HANOI (Reuters) – Vietnamese electric vehicle (EV) maker Vinfast (Nasdaq: ) announced on Sunday plans to build its second domestic production plant that will double its output capacity, saying its small and mid- There is a need to meet the increasing demand of Size model.
Winfast said the new facility is expected to produce 300,000 units annually in its initial phase, the same capacity as the existing plant in Haiphong. The company delivered just under 45,000 cars worldwide in the first nine months of 2024.
The new factory in central Ha Tinh province will primarily produce the VF (NYSE: ) 3 and VF 5 models for both domestic sales and export, with operations starting in July next year, the company said in a statement.
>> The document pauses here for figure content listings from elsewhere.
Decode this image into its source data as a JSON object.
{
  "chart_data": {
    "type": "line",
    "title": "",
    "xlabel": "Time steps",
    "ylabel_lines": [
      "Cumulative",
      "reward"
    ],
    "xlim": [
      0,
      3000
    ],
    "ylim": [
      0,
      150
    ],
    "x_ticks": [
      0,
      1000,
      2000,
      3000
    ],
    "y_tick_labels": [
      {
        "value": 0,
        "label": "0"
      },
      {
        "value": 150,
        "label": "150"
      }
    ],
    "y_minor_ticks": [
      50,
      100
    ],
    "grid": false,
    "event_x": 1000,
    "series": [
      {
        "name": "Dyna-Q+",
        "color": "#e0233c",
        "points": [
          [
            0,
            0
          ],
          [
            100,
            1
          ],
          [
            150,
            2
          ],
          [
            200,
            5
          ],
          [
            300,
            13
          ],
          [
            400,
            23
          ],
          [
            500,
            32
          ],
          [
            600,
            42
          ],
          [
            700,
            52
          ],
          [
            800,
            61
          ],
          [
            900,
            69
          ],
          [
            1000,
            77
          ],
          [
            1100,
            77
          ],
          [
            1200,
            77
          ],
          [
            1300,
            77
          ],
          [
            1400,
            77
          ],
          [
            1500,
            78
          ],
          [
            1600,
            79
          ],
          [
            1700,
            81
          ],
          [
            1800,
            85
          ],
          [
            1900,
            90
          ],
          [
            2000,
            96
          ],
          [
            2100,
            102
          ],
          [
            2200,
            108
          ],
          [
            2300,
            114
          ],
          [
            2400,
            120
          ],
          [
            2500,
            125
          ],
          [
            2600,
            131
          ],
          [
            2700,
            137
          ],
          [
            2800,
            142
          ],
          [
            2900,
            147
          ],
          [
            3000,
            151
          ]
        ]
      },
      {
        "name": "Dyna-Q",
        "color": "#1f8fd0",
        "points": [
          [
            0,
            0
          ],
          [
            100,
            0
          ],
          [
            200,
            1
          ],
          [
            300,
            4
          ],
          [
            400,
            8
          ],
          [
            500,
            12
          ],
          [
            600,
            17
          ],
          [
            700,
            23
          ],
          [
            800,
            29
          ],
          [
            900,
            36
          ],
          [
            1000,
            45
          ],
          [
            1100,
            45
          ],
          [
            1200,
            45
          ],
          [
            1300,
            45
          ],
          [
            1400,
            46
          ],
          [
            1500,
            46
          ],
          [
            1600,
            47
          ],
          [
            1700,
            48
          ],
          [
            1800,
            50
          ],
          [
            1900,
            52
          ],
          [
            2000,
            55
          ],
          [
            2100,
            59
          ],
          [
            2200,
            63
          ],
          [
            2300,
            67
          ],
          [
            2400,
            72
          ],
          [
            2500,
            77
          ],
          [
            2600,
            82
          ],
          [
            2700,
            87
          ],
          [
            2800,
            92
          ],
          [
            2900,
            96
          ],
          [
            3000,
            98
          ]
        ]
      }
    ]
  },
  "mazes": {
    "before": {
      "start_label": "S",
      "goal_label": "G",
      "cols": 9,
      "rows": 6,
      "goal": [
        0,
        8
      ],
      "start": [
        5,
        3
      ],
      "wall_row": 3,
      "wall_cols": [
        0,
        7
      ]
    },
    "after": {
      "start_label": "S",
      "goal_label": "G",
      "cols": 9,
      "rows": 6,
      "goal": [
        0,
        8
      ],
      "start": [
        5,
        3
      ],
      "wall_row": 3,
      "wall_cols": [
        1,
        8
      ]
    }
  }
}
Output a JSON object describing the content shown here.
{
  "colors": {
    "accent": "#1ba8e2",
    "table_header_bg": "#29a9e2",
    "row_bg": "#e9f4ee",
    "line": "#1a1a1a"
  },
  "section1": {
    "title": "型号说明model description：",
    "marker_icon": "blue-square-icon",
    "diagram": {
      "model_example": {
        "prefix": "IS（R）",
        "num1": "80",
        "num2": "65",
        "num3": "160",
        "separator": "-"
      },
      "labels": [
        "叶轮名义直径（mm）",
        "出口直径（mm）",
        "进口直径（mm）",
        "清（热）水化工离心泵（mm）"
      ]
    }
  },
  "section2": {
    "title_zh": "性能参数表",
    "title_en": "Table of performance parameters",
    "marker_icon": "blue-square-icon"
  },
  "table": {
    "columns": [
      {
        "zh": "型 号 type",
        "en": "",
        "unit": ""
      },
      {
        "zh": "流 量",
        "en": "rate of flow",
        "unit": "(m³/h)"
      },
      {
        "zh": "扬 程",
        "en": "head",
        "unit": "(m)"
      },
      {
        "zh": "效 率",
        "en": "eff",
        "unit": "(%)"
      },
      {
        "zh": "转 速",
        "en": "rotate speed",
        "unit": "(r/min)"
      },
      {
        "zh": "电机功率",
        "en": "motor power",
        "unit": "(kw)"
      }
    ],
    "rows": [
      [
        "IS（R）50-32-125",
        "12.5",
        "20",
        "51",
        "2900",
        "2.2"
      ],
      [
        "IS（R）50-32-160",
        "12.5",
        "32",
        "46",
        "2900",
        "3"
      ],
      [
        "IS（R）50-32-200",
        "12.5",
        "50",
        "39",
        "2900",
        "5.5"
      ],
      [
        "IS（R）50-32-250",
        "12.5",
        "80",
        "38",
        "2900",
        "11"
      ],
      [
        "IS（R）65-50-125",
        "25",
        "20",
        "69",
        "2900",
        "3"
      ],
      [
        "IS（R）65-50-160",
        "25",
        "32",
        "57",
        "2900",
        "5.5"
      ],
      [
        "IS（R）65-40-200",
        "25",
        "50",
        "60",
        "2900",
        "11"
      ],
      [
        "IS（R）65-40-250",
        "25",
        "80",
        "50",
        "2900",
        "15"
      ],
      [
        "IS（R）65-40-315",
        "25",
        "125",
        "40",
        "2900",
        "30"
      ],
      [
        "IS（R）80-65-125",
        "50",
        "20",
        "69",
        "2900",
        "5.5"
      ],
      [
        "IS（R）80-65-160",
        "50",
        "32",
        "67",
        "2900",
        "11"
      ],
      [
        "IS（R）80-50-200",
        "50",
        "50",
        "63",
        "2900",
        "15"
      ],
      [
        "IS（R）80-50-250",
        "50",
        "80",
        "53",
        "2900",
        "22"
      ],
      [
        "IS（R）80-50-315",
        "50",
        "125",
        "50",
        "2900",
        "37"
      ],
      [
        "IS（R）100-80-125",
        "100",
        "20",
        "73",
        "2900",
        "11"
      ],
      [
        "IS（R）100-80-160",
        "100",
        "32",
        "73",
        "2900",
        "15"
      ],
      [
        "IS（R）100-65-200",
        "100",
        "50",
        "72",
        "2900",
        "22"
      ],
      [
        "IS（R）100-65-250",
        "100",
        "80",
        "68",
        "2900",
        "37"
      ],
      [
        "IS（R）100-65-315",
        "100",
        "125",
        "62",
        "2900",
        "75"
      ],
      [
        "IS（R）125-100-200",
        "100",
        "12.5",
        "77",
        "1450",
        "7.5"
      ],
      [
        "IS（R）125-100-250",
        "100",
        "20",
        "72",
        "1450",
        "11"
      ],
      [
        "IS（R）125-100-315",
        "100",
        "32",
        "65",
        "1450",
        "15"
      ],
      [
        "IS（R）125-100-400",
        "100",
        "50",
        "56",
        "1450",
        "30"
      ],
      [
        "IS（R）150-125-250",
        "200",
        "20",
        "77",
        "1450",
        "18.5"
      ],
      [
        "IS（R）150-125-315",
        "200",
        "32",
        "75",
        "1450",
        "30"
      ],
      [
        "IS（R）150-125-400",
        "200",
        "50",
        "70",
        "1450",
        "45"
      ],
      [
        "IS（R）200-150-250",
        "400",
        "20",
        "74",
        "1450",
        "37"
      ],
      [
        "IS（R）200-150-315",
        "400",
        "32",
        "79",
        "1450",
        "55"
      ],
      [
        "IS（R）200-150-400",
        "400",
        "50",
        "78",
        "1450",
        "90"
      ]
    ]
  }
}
“Demand in international markets is growing rapidly, so the construction of an additional electric car factory … will lay a solid foundation for an important and explosive growth phase ahead for WinFast,” said Nguyen, Vice Chairman and CEO of WinFast’s parent. said Viet Quang. The company Vingroup.VinFast, a subsidiary of major Vietnamese conglomerate Vingroup, said last month its third-quarter net loss narrowed to $550 million, which it said reflected lower material costs and increased production.
The automaker delivered 44,773 cars during the first nine months of this year, more than 55% of its target of 80,000 units for the year. Company officials have said that they are confident of reaching the target.
The new plant will be located in the same complex as VinFast’s battery plant and will use parts of the company’s existing factory in Haiphong. VinFast has also announced plans for assembly plants in both Indonesia and India, and delayed a planned North Carolina launch. facility till 2028.